Abstract

Contemporary artist Kehinde Wiley depicts the dramatic friction between urban, black American culture in contrast to luxurious, baroque backdrops; making a bold commentary on art historical injustices. Why does this combination strike us as so surprising? Wiley’s paintings explicitly stress an “alternate reality,” one in which black presence is not eclipsed. Too often racialized persons and their respective cultures have been painted out or misconstrued in the canon of art history. The majority of Wiley’s subjects are racialized men positioned in traditional art historical poses. These canonical references highlight a clash between not only old and new, but between the tradition of white privilege and the disadvantage experienced by racialized individuals. In his colossal paintings, Wiley quotes celebrated artists such as Titian, Ingres, van Dyck and Gericault; thus highlighting a past not realized.

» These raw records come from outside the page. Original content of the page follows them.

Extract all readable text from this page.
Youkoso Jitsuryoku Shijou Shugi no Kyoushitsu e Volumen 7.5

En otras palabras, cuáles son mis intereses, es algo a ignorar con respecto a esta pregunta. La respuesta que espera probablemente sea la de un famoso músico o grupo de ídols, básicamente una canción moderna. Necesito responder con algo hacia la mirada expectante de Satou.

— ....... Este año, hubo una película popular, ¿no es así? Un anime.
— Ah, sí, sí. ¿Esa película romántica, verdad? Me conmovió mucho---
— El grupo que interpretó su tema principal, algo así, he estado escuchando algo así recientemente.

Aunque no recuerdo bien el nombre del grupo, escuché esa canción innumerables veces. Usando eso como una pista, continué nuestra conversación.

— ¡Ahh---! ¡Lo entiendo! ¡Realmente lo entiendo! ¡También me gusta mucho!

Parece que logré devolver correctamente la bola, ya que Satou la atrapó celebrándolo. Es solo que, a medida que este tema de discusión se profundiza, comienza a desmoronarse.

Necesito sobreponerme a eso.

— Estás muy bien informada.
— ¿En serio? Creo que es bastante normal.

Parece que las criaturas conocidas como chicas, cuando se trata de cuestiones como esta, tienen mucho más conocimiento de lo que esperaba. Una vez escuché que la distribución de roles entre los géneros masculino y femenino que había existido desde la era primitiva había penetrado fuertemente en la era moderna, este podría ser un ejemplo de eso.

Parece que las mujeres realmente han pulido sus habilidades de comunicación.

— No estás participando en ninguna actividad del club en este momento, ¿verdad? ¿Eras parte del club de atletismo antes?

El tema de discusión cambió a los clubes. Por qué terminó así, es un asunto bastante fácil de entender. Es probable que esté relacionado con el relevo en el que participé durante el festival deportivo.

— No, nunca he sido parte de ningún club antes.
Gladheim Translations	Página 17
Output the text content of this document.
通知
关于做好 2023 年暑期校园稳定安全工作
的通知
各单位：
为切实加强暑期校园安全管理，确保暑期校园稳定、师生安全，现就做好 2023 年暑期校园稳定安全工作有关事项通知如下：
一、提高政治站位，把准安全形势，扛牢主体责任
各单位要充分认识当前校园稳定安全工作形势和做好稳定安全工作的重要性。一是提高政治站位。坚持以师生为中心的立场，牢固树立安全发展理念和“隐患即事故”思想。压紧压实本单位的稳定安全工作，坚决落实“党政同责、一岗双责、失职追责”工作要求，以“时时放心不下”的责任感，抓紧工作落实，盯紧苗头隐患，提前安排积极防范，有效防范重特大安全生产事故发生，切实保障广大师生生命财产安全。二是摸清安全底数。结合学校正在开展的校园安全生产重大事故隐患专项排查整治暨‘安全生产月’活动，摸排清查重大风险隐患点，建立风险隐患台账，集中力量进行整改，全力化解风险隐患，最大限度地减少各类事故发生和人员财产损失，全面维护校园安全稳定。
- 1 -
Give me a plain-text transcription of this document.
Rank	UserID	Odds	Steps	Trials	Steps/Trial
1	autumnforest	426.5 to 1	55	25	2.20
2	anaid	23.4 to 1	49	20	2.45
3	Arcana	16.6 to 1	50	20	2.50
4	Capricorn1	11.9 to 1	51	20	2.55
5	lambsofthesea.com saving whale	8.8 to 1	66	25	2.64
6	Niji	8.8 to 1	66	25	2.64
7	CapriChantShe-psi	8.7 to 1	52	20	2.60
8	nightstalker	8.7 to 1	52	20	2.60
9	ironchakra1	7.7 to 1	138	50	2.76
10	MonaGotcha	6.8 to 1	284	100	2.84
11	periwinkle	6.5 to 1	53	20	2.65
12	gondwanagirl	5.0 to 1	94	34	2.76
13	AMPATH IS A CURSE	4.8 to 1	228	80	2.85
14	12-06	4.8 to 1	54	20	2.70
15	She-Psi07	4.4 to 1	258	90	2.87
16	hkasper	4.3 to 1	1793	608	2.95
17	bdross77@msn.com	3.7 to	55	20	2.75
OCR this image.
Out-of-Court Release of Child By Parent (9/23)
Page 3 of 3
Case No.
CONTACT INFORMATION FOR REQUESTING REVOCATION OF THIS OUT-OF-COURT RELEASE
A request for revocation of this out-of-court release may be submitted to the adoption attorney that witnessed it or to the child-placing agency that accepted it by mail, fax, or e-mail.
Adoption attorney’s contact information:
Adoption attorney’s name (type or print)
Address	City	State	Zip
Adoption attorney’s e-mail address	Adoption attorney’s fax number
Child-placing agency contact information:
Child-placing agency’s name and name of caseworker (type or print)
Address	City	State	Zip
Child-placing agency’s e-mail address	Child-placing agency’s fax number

In art historical convention, racialized subjects have typically been either ignored, hypersexualized, demonized or exoticized. Such conventional discrimination is confronted in Wiley’s impactful paintings. But do these paintings only encourage viewers to look up the canonical works Wiley references, thus solidifying the art historical tradition of white privilege and the “othering” of racialized persons? Do they simply highlight the “impersonation,” and thus the impossibility, of black men in positions of power? Ultimately, this problematization is unfounded. Wiley utilizes art historical quotations and aesthetic discordance in order to illuminate a past in need of correction as well as a higher degree of consciousness.